Background: This prospective, randomized, double-blind, placebo-controlled, phase III trial assessed the efficacy, safety, and tolerability of mycophenolate mofetil (MMF) as a steroid-sparing agent in patients with myasthenia gravis (MG).

Methods: Patients with acetylcholine receptor antibody-positive class II-IVa MG (MG Foundation of America [MGFA] criteria) taking corticosteroids for at least 4 weeks were randomized to MMF (2 g/day) or placebo for 36 weeks. The primary endpoint was a composite measure defined as achievement of minimal manifestations or pharmacologic remission (MGFA post-intervention status), with reduction of corticosteroid dose on a set schedule. Secondary endpoints included disease severity, quality-of-life scores, and safety.

Results: A total of 44% of MMF-treated (n = 88) and 39% of placebo-receiving (n = 88) patients achieved the primary endpoint (p = 0.541). Improvements in mean quantitative MG, MG activities of daily living, and 36-item Short-Form health survey scores were similar in both groups. Numbers of adverse events were similar in both groups. The most commonly reported adverse events in the MMF-treated group were headache (12.5%) and worsening of MG (11.4%), and in the placebo group, worsening of MG (20.5%) and diarrhea (10.2%).
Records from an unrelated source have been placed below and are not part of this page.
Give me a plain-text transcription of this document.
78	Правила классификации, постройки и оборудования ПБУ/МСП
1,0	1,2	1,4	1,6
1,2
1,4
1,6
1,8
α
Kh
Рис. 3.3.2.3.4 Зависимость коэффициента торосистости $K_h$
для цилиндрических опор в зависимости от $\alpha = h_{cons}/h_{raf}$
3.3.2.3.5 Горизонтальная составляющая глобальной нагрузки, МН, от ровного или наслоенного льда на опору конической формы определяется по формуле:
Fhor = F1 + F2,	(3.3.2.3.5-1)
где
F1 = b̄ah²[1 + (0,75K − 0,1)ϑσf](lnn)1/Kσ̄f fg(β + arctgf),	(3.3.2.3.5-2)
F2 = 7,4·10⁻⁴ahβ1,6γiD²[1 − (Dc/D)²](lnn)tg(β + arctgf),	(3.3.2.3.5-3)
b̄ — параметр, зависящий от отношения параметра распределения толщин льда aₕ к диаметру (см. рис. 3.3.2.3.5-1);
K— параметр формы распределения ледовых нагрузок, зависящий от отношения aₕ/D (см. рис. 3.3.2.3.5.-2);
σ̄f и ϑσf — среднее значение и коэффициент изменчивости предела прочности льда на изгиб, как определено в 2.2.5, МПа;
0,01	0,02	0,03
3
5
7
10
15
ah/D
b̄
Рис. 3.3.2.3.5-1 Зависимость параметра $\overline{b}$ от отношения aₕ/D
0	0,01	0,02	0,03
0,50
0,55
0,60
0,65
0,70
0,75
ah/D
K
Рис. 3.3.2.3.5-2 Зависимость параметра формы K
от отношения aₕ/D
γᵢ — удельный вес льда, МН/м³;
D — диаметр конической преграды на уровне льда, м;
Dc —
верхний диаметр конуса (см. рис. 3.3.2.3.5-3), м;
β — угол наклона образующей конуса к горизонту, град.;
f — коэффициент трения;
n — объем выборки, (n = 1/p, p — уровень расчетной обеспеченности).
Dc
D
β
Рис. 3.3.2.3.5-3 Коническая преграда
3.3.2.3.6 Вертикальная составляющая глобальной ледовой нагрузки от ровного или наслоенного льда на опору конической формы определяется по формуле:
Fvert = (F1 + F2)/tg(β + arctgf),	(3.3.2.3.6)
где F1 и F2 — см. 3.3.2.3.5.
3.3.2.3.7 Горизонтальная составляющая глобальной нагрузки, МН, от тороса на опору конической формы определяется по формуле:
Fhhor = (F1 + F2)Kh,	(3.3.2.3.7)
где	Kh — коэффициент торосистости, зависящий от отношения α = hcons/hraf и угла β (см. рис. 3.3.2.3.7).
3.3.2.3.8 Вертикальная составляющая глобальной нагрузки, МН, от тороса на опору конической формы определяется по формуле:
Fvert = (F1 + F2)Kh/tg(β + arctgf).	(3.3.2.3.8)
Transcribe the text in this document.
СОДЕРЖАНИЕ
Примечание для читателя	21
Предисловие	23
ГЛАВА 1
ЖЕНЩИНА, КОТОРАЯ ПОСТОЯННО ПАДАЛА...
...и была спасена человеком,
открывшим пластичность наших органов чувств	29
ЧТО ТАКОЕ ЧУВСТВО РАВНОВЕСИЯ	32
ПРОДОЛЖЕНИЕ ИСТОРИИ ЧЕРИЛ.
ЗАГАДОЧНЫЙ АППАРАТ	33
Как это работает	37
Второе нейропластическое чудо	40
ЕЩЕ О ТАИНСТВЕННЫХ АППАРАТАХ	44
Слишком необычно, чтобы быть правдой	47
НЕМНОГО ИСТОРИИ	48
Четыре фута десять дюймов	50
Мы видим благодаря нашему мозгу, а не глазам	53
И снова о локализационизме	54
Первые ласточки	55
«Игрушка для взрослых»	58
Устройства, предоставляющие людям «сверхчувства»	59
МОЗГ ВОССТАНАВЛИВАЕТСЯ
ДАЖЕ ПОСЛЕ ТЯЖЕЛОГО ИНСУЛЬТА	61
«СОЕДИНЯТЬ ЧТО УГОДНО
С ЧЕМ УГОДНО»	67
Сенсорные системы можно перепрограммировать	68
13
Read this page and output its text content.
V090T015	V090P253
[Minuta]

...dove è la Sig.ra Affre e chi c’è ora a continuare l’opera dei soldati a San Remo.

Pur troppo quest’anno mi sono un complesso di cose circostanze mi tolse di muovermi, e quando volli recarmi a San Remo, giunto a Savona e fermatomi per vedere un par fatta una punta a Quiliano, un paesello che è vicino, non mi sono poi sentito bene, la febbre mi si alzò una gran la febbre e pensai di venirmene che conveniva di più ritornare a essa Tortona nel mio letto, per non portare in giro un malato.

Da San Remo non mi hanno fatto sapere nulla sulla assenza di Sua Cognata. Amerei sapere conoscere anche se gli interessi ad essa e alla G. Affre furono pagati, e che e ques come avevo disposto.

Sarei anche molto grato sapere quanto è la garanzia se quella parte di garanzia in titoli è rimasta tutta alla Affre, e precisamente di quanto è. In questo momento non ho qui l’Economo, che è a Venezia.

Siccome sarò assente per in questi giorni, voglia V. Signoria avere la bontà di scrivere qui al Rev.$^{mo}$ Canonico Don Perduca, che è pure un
Conclusions: Initiation of mycophenolate mofetil (MMF) treatment was not superior to placebo in maintaining myasthenia gravis (MG) control during a 36-week schedule of prednisone tapering. There were no significant differences in the primary or secondary endpoints between the study groups. MMF was well tolerated and adverse events were consistent with previous studies. Experience from this large, international, multicenter, phase III study employing full MG Foundation of America guidelines will aid the design of future MG studies.